Bad Boy Bubby en Blu-ray : C’est arrivé loin de chez nous

Il est assez rare de croiser dans une vie de cinévore forcément compulsive un film de la trempe d’un Bad Boy Bubby. Mais il faut croire qu’avec ce cinéma venu des antipodes, la chose sait se faire récurrente. C’est que si l’Australie et dans une moindre mesure la Nouvelle-Zélande a su enrichir avec succès le bestiaire hollywoodien de talents devenus incontournables, leurs productions nationales n’a jamais été en reste pour accoucher d’œuvres le plus souvent iconoclastes et en tout cas bien loin d’une forme de normalisation mondialisée.

Bad Boy Bubby - Affiche 1993

D’ailleurs, pour parfaire sa culture sur ce point, on ne saurait trop vous conseiller de découvrir le documentaire signé Mark Hartley intitulé Not Quite Hollywood qui revient avec une énergie ultra jouissive sur cette nouvelle vague australienne des années 70 et 80 dont la partie visible de l’iceberg sont des films comme Mad Max ou Razorback. Du côté néo-zélandais c’est certes moins prolifique mais on a toujours en tête Le Dernier survivant de Geoff Murphy, pépite datant de 1985 qui enterre tous les films sur la même thématique avant, pendant et après sa réalisation. La filiation de Bad Boy Bubby est donc à rechercher du côté de cet historique joyeusement foutraque même si l’on n’a pas affaire ici à un véritable film de genre mais plutôt à une sorte d’étude sur l’enfance et le droit à la différence.

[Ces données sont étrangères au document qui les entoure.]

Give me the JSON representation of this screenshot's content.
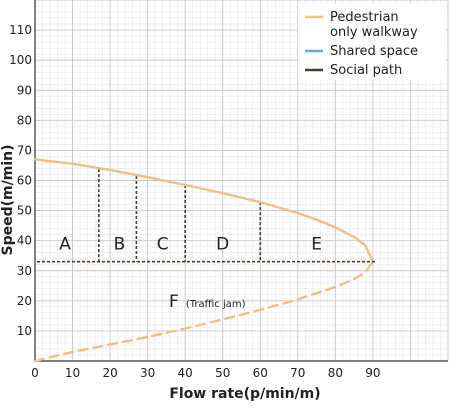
{
  "chart_data": {
    "type": "line",
    "xlabel": "Flow rate(p/min/m)",
    "ylabel": "Speed(m/min)",
    "xlim": [
      0,
      110
    ],
    "ylim": [
      0,
      120
    ],
    "x_ticks": [
      0,
      10,
      20,
      30,
      40,
      50,
      60,
      70,
      80,
      90
    ],
    "y_ticks": [
      10,
      20,
      30,
      40,
      50,
      60,
      70,
      80,
      90,
      100,
      110
    ],
    "x_tick_labels": [
      "0",
      "10",
      "20",
      "30",
      "40",
      "50",
      "60",
      "70",
      "80",
      "90"
    ],
    "y_tick_labels": [
      "10",
      "20",
      "30",
      "40",
      "50",
      "60",
      "70",
      "80",
      "90",
      "100",
      "110"
    ],
    "grid": true,
    "legend_position": "top-right",
    "legend": [
      {
        "label": "Pedestrian only walkway",
        "lines": [
          "Pedestrian",
          "only walkway"
        ],
        "color": "#f0bf86"
      },
      {
        "label": "Shared space",
        "lines": [
          "Shared space"
        ],
        "color": "#6fa8dc"
      },
      {
        "label": "Social path",
        "lines": [
          "Social path"
        ],
        "color": "#4a3b2e"
      }
    ],
    "series": [
      {
        "name": "Pedestrian only walkway",
        "style": "solid",
        "color": "#f0bf86",
        "x": [
          0,
          10,
          20,
          30,
          40,
          50,
          60,
          70,
          75,
          80,
          85,
          88,
          90
        ],
        "y": [
          67,
          65.6,
          63.5,
          61.1,
          58.5,
          55.8,
          52.8,
          49.2,
          47.0,
          44.4,
          41.2,
          38.4,
          33
        ]
      },
      {
        "name": "Pedestrian only walkway",
        "style": "dashed",
        "color": "#f0bf86",
        "x": [
          0,
          10,
          20,
          30,
          40,
          50,
          60,
          70,
          80,
          85,
          88,
          90
        ],
        "y": [
          0,
          3.0,
          5.5,
          8.0,
          10.8,
          13.8,
          17.0,
          20.5,
          24.6,
          27.2,
          29.5,
          33
        ]
      }
    ],
    "threshold_line": {
      "y": 33,
      "color": "#4a3b2e",
      "style": "dashed"
    },
    "boundaries": [
      {
        "x": 17,
        "y_top": 63.8
      },
      {
        "x": 27,
        "y_top": 61.5
      },
      {
        "x": 40,
        "y_top": 58.5
      },
      {
        "x": 60,
        "y_top": 52.8
      }
    ],
    "zones": [
      {
        "label": "A",
        "x": 8,
        "y": 39
      },
      {
        "label": "B",
        "x": 22.5,
        "y": 39
      },
      {
        "label": "C",
        "x": 34,
        "y": 39
      },
      {
        "label": "D",
        "x": 50,
        "y": 39
      },
      {
        "label": "E",
        "x": 75,
        "y": 39
      },
      {
        "label": "F",
        "x": 37,
        "y": 20,
        "note": "(Traffic jam)"
      }
    ]
  }
}
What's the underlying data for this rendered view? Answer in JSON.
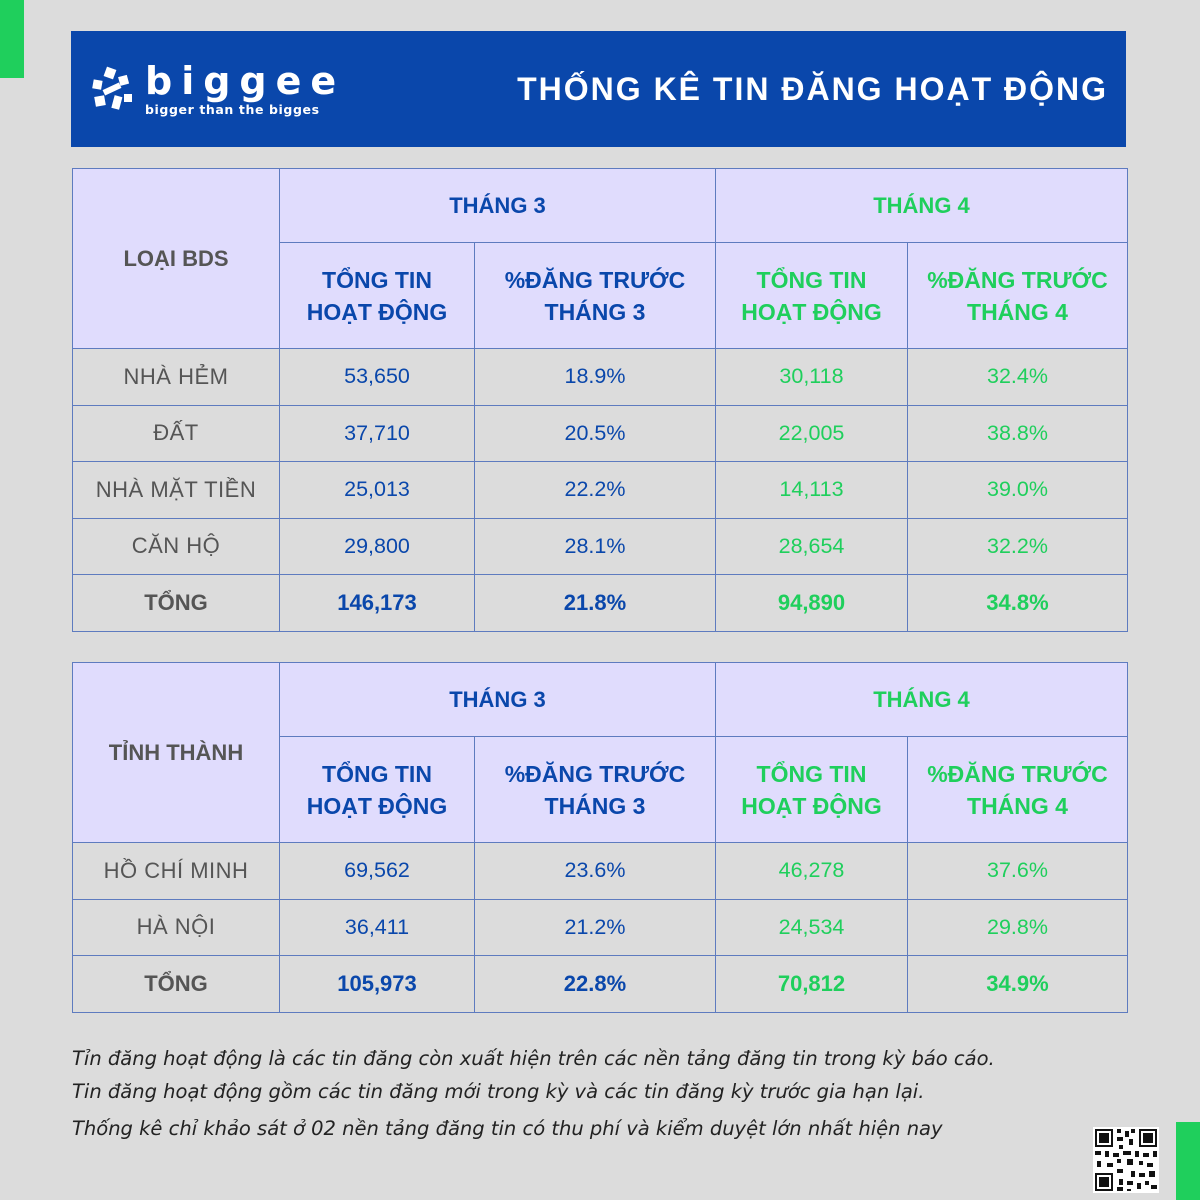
{
  "brand": {
    "name": "biggee",
    "tagline": "bigger than the bigges"
  },
  "header": {
    "title": "THỐNG KÊ TIN ĐĂNG HOẠT ĐỘNG"
  },
  "colors": {
    "header_bg": "#0a47ab",
    "header_cell_bg": "#e0dcfd",
    "month3": "#0a47ab",
    "month4": "#1fcf5c",
    "accent_bar": "#1fcf5c",
    "page_bg": "#dcdcdc"
  },
  "table1": {
    "corner": "LOẠI BDS",
    "month3": "THÁNG 3",
    "month4": "THÁNG 4",
    "col_total_line1": "TỔNG TIN",
    "col_total_line2": "HOẠT ĐỘNG",
    "col_pct3_line1": "%ĐĂNG TRƯỚC",
    "col_pct3_line2": "THÁNG 3",
    "col_pct4_line1": "%ĐĂNG TRƯỚC",
    "col_pct4_line2": "THÁNG 4",
    "rows": [
      {
        "label": "NHÀ HẺM",
        "t3_total": "53,650",
        "t3_pct": "18.9%",
        "t4_total": "30,118",
        "t4_pct": "32.4%"
      },
      {
        "label": "ĐẤT",
        "t3_total": "37,710",
        "t3_pct": "20.5%",
        "t4_total": "22,005",
        "t4_pct": "38.8%"
      },
      {
        "label": "NHÀ MẶT TIỀN",
        "t3_total": "25,013",
        "t3_pct": "22.2%",
        "t4_total": "14,113",
        "t4_pct": "39.0%"
      },
      {
        "label": "CĂN HỘ",
        "t3_total": "29,800",
        "t3_pct": "28.1%",
        "t4_total": "28,654",
        "t4_pct": "32.2%"
      }
    ],
    "total": {
      "label": "TỔNG",
      "t3_total": "146,173",
      "t3_pct": "21.8%",
      "t4_total": "94,890",
      "t4_pct": "34.8%"
    }
  },
  "table2": {
    "corner": "TỈNH THÀNH",
    "month3": "THÁNG 3",
    "month4": "THÁNG 4",
    "col_total_line1": "TỔNG TIN",
    "col_total_line2": "HOẠT ĐỘNG",
    "col_pct3_line1": "%ĐĂNG TRƯỚC",
    "col_pct3_line2": "THÁNG 3",
    "col_pct4_line1": "%ĐĂNG TRƯỚC",
    "col_pct4_line2": "THÁNG 4",
    "rows": [
      {
        "label": "HỒ CHÍ MINH",
        "t3_total": "69,562",
        "t3_pct": "23.6%",
        "t4_total": "46,278",
        "t4_pct": "37.6%"
      },
      {
        "label": "HÀ NỘI",
        "t3_total": "36,411",
        "t3_pct": "21.2%",
        "t4_total": "24,534",
        "t4_pct": "29.8%"
      }
    ],
    "total": {
      "label": "TỔNG",
      "t3_total": "105,973",
      "t3_pct": "22.8%",
      "t4_total": "70,812",
      "t4_pct": "34.9%"
    }
  },
  "notes": {
    "line1": "Tỉn đăng hoạt động là các tin đăng còn xuất hiện trên các nền tảng đăng tin trong kỳ báo cáo.",
    "line2": "Tin đăng hoạt động gồm các tin đăng mới trong kỳ và các tin đăng kỳ trước gia hạn lại.",
    "line3": "Thống kê chỉ khảo sát ở 02 nền tảng đăng tin có thu phí và kiểm duyệt lớn nhất hiện nay"
  }
}
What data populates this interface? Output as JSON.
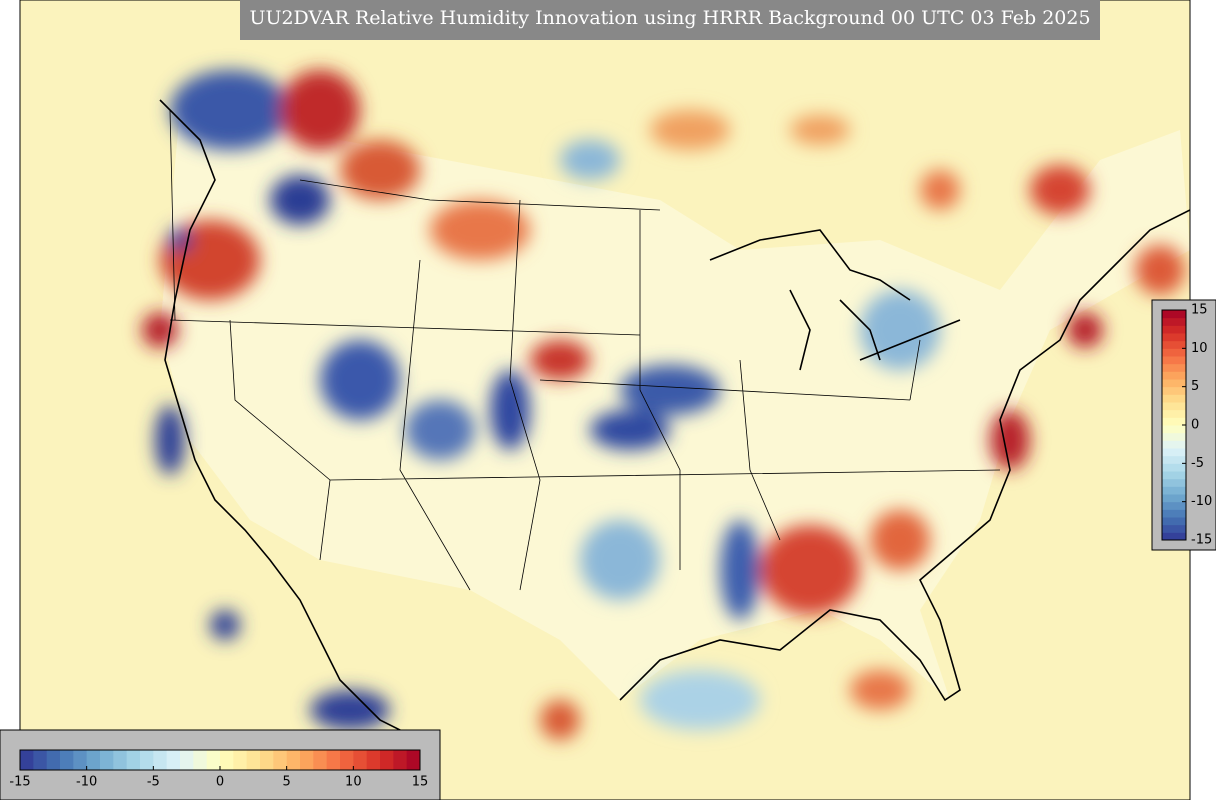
{
  "map": {
    "title": "UU2DVAR Relative Humidity Innovation using HRRR Background 00 UTC 03 Feb 2025",
    "colorbar": {
      "lim": [
        -15,
        15
      ],
      "ticks": [
        -15,
        -10,
        -5,
        0,
        5,
        10,
        15
      ],
      "steps": 30,
      "colormap": [
        "#313695",
        "#4575b4",
        "#74add1",
        "#abd9e9",
        "#e0f3f8",
        "#ffffbf",
        "#fee090",
        "#fdae61",
        "#f46d43",
        "#d73027",
        "#a50026"
      ]
    }
  }
}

Bubby vit avec sa mère depuis 35 ans dans un 20m² qu’il n’a jamais quitté. Il ne connaît que sa mère avec qui il fornique tous les soirs et pense que le monde extérieur est tellement pollué qu’il faut s’équiper d’un masque à gaz pour pouvoir y survivre. Le retour de son père va bouleverser cet harmonieux équilibre et obliger Bubby à couper définitivement et littéralement le cordon ombilical. Commence alors une aventure extraordinaire où Bubby va pouvoir grandir, peloter de nouveaux seins, apprendre à rejeter Dieu, trouver l’amour et surtout découvrir la musique. C’est cette maturation en mode express qui intéresse essentiellement le réalisateur d’origine hollandaise à qui l’on doit dernièrement le très engagé Charlie’s Country avec le célèbre acteur aborigène David Gulpilil. Avec son comédien totalement azimuté Nicholas Hope qu’il a découvert via un court-métrage présenté en bonus de cette édition, il enfreint pas mal des règles de la progression dramatique, abolit certaines convenances sociales propres au cinéma classique et défonce sa grammaire usuelle en repoussant par exemple certaines frontières techniques (le son binaural enregistré à l’aide de deux mini microphones cachés de part et d’autre dans la perruque de l’acteur ou l’utilisation de 32 directeurs de la photo voulue comme tel afin d’anticiper un tournage long et fastidieux du fait d’un budget ridicule et en total work in progress). Le spectateur est quant à lui sans cesse acculé dans ses derniers retranchements, toujours sur le qui vive et mal à l’aise par ce qu’il croit percevoir ou comprendre. Le film balance aussi quelques vérités totalement assumées comme ce discours anticlérical d’abord sous-jacent puis extrêmement frontal symbolisé par la scène dans l’usine en un plan séquence aérien de toute beauté pour ne pas dire élégiaque. (1)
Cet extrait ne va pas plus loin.